Manitobans can expect to see even cheaper prices at the pump as the provincial government unveils its plan to temporarily pause its fuel tax.
The provincial government wasted no time in the New Year revealing that it would pause the tax as part of its promise to provide economic relief to residents.
In contrast, Premier Danielle Smith faces public backlash for her decision to reinstate Alberta’s provincial fuel tax in a reduced form after a lengthy pause.
Albertans now have to pay nine cents per litre in fuel taxes, as opposed to the previous rate of 13 cents per litre.
Before implementation, Alberta’s government suggested re-imposing the fuel tax, which faced opposition from the Canadian Taxpayers Federation (CTF) and the opposition New Democratic Party (NDP), as previously reported by True North.
CTF’s Alberta director Kris Sims joined True North’s Andrew Lawton to discuss Alberta’s tax reinstatement, which came into effect on the first day of 2024.
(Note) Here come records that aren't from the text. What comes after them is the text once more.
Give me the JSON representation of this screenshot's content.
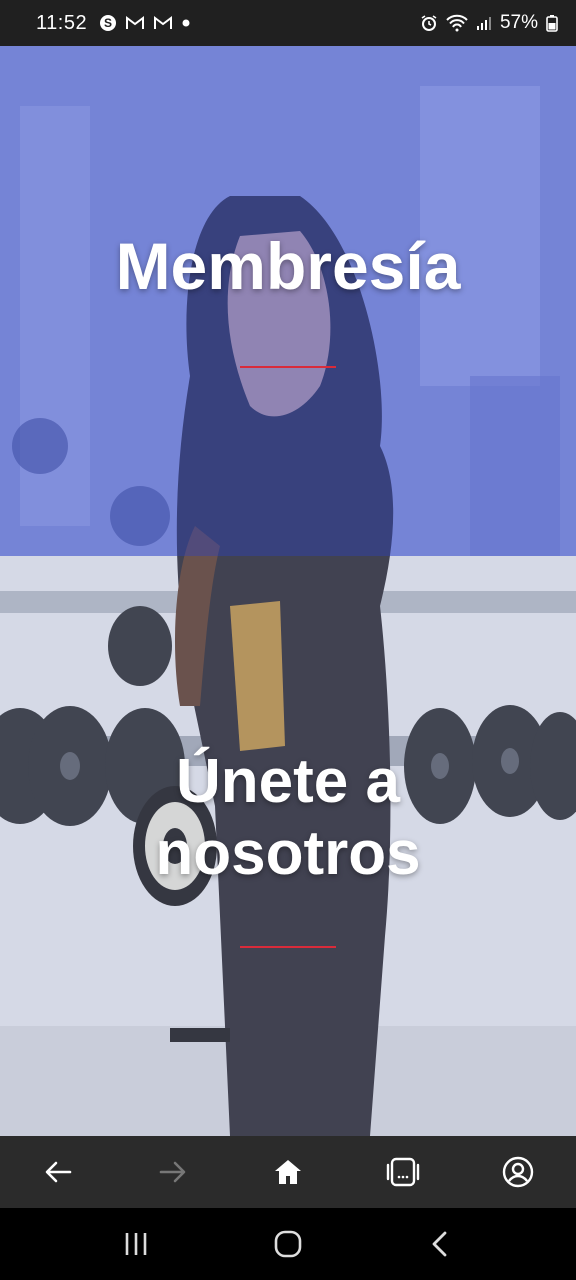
{
  "status_bar": {
    "time": "11:52",
    "battery": "57%",
    "left_icons": [
      "skype-icon",
      "gmail-icon",
      "gmail-icon",
      "notification-dot-icon"
    ],
    "right_icons": [
      "alarm-icon",
      "wifi-icon",
      "signal-icon",
      "battery-icon"
    ]
  },
  "hero": {
    "membresia_title": "Membresía",
    "unete_line1": "Únete a",
    "unete_line2": "nosotros",
    "accent_color": "#d92b3a",
    "overlay_color": "#5064dc"
  },
  "toolbar": {
    "icons": [
      "back-arrow-icon",
      "forward-arrow-icon",
      "home-icon",
      "tabs-icon",
      "account-icon"
    ]
  },
  "navbar": {
    "icons": [
      "recents-icon",
      "home-circle-icon",
      "back-chevron-icon"
    ]
  }
}
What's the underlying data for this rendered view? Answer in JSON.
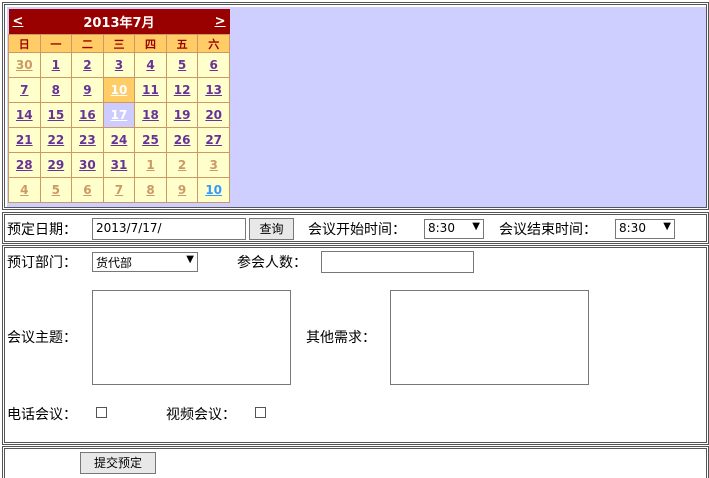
{
  "calendar": {
    "title": "2013年7月",
    "prev": "<",
    "next": ">",
    "weekdays": [
      "日",
      "一",
      "二",
      "三",
      "四",
      "五",
      "六"
    ],
    "weeks": [
      [
        "30",
        "1",
        "2",
        "3",
        "4",
        "5",
        "6"
      ],
      [
        "7",
        "8",
        "9",
        "10",
        "11",
        "12",
        "13"
      ],
      [
        "14",
        "15",
        "16",
        "17",
        "18",
        "19",
        "20"
      ],
      [
        "21",
        "22",
        "23",
        "24",
        "25",
        "26",
        "27"
      ],
      [
        "28",
        "29",
        "30",
        "31",
        "1",
        "2",
        "3"
      ],
      [
        "4",
        "5",
        "6",
        "7",
        "8",
        "9",
        "10"
      ]
    ]
  },
  "booking": {
    "date_label": "预定日期：",
    "date_value": "2013/7/17/",
    "query_button": "查询",
    "start_label": "会议开始时间：",
    "start_value": "8:30",
    "end_label": "会议结束时间：",
    "end_value": "8:30"
  },
  "form": {
    "dept_label": "预订部门：",
    "dept_value": "货代部",
    "attendees_label": "参会人数：",
    "attendees_value": "",
    "topic_label": "会议主题：",
    "other_label": "其他需求：",
    "phone_label": "电话会议：",
    "video_label": "视频会议："
  },
  "submit_button": "提交预定",
  "colors": {
    "calendar_header": "#990000",
    "weekday_bg": "#ffcc66",
    "day_bg": "#ffffcc",
    "selected_bg": "#ccccff",
    "panel_bg": "#cfcfff"
  }
}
One year ago, Alberta Premier Danielle Smith was praised for her decision to temporarily suspend the fuel tax, explained Sims. This relief led to Albertans saving $10 when filling up a minivan, $15 when filling a pickup truck, and about $130 for a trucker filling up his big rig. These savings added to about $100 million a month province-wide.
The initial relief was tied to the price of a barrel of oil. When the suspension was announced, the Alberta government said that if the price of oil dropped below a certain threshold, it would reimplement the tax.
The CTF would not be urging Alberta to extend the tax relief if Alberta was near a deficit. Sims explained that debt is a major issue, with Canadians spending billions on paying down debt annually.
“That isn’t the case in Alberta. They have a $5.5 billion surplus after a year of not collecting this tax. So mathematically, it’s a big head-scratcher as well,” said Sims.
The province has agreed to use 50% of its cash surplus towards paying down the debt. Even still, Alberta could use their surplus to pay down debt, keep the tax off, and still have more than a $1 billion surplus by budget time.
Sims explained that while there is a math aspect to the tax, the political aspect needs to be considered as well.
When initially implementing the pause on fuel tax, Smith said she was doing this because people were struggling to afford the basics because inflation was a huge problem. Sims explained that Smith also saw this as a shield against Ottawa and Prime Minister Justin Trudeau’s continuous increase of the carbon tax, which is set to increase even more in a few weeks.
“None of that stuff has changed. In fact, it’s getting worse,” said Sims. “Politically, mathematically, we don’t get it. This doesn’t make any sense.”
For the first time in a year, Albertans are not paying the lowest fuel taxes in Canada. Manitobans, under NDP Premier Wab Kinew, are now paying less. This is largely in part to the Manitoba government removing their fuel tax the same day that Alberta reinstated it, saving motorists in Manitoba 14 cents per litre.
Manitoba said that it introduced the measure to help motorists with inflation.
Minister of Finance Nate Horner defended Alberta’s policy in a statement released on Tuesday.
“Alberta’s fuel tax is a predictable source of provincial revenue, helping to offset the volatility of other revenue sources. As a stable component of Alberta’s revenue mix, the fuel tax helps fund programs and services Albertans rely on while maintaining our significant tax advantage,” he wrote in the letter.
“Albertans will continue to save four cents per litre on gas and diesel in the first three months of 2024,” Horner explained. “After that, Albertans will save some or all of the provincial fuel tax when West Texas Intermediate crude prices average $80 per barrel or higher in each quarterly review period.”
Horner said that another update will be provided before the next quarter ends on March 31, 2024.
In Ontario, the provincial governments have decided to prolong the reduction in the gas tax until June, allowing motorists to keep benefiting from a nine cents per litre discount.
Meanwhile, in British Columbia and Saskatchewan, despite the opposition parties’ requests for a gas tax reduction, the respective provincial governments have opted not to implement such measures.